By Andrew Hamlin
“Candid Americana. Raymond Carver stories played by the Band. The optimism of the Mountain Goats filtered through Stephin Merritt’s worldview. Townes Van Zandt trying to sober up.”
That’s Andy Gallagher, late of Columbus, Ohio, diagramming the ballpark for his San Diego band Trains Across the Sea. Gallagher rolled into his new home in August 2017, and he’s been seeking out musical situations, with or without the Trains, ever since.
“It was my first time in this city,” he and I drove straight to the house in which I now live. The drummer stayed in Columbus and plays piano in a half dozen projects in town. The bassist is building a house in the woods in Pennsylvania. May the hunt for San Diego musicians begin!”
Gallagher went first to Lestat’s West Music, staking out the open mic. Happy Ron Hill took him in, showed him around, and put him to work playing Happy Ron’s “Mr.
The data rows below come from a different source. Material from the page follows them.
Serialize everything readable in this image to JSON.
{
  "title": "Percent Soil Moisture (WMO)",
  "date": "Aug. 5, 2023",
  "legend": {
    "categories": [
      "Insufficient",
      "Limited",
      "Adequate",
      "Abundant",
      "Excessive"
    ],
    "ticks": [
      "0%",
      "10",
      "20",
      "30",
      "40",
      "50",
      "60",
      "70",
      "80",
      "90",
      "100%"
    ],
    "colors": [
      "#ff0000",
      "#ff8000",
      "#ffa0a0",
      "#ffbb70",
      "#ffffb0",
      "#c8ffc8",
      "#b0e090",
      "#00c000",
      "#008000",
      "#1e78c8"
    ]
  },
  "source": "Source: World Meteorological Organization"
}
Rogers Meets South Park” sound.
“The first [San Diego] Trains gig was at Lestat’s when I filled in for a last-minute cancellation,” Gallagher recalls. “Since then, we’ve been playing the fourth Saturdays at Spacebar in La Mesa, played our release show at Lestat’s, and we’re starting working at the Riviera Supper Club. It was exactly as hard to get a gig as it should be.”
The guitarist’s co-founded The Dick & Jane Project with Columbus’ Ben Shinaberry, in 2011. That project seeks out middle-schoolers to write song lyrics, then brings in professional music writers and producers, to finish the songs.
“So many unique moments stand out,” Gallagher enthuses. “We’ve given a Tedx talk. We’ve made parents cry with joy. We’ve watched students described as ‘troubled’ turn in long hours of writing. We’ve held school-wide assemblies where a whole auditorium cheered for student lyricists.
“The most consistently moving moment, however, lives in the moment when students first hear the demo of their song and they go silent, realizing they are personally capable of so much more than they may have originally thought… We’re looking for opportunities to begin running workshops in Southern California.”
Upcoming Trains gigs include October 27, and November 24, both at Spacebar in La Mesa. On bass, Gallagher says, he’s got “Paul Tillery, a Southern Californian gentleman who came up through the jazz scene of the city and is one of the kindest humans I’ve known…. We’re currently looking for drums, pedal steel, and an ASL interpreter, if you know anybody.”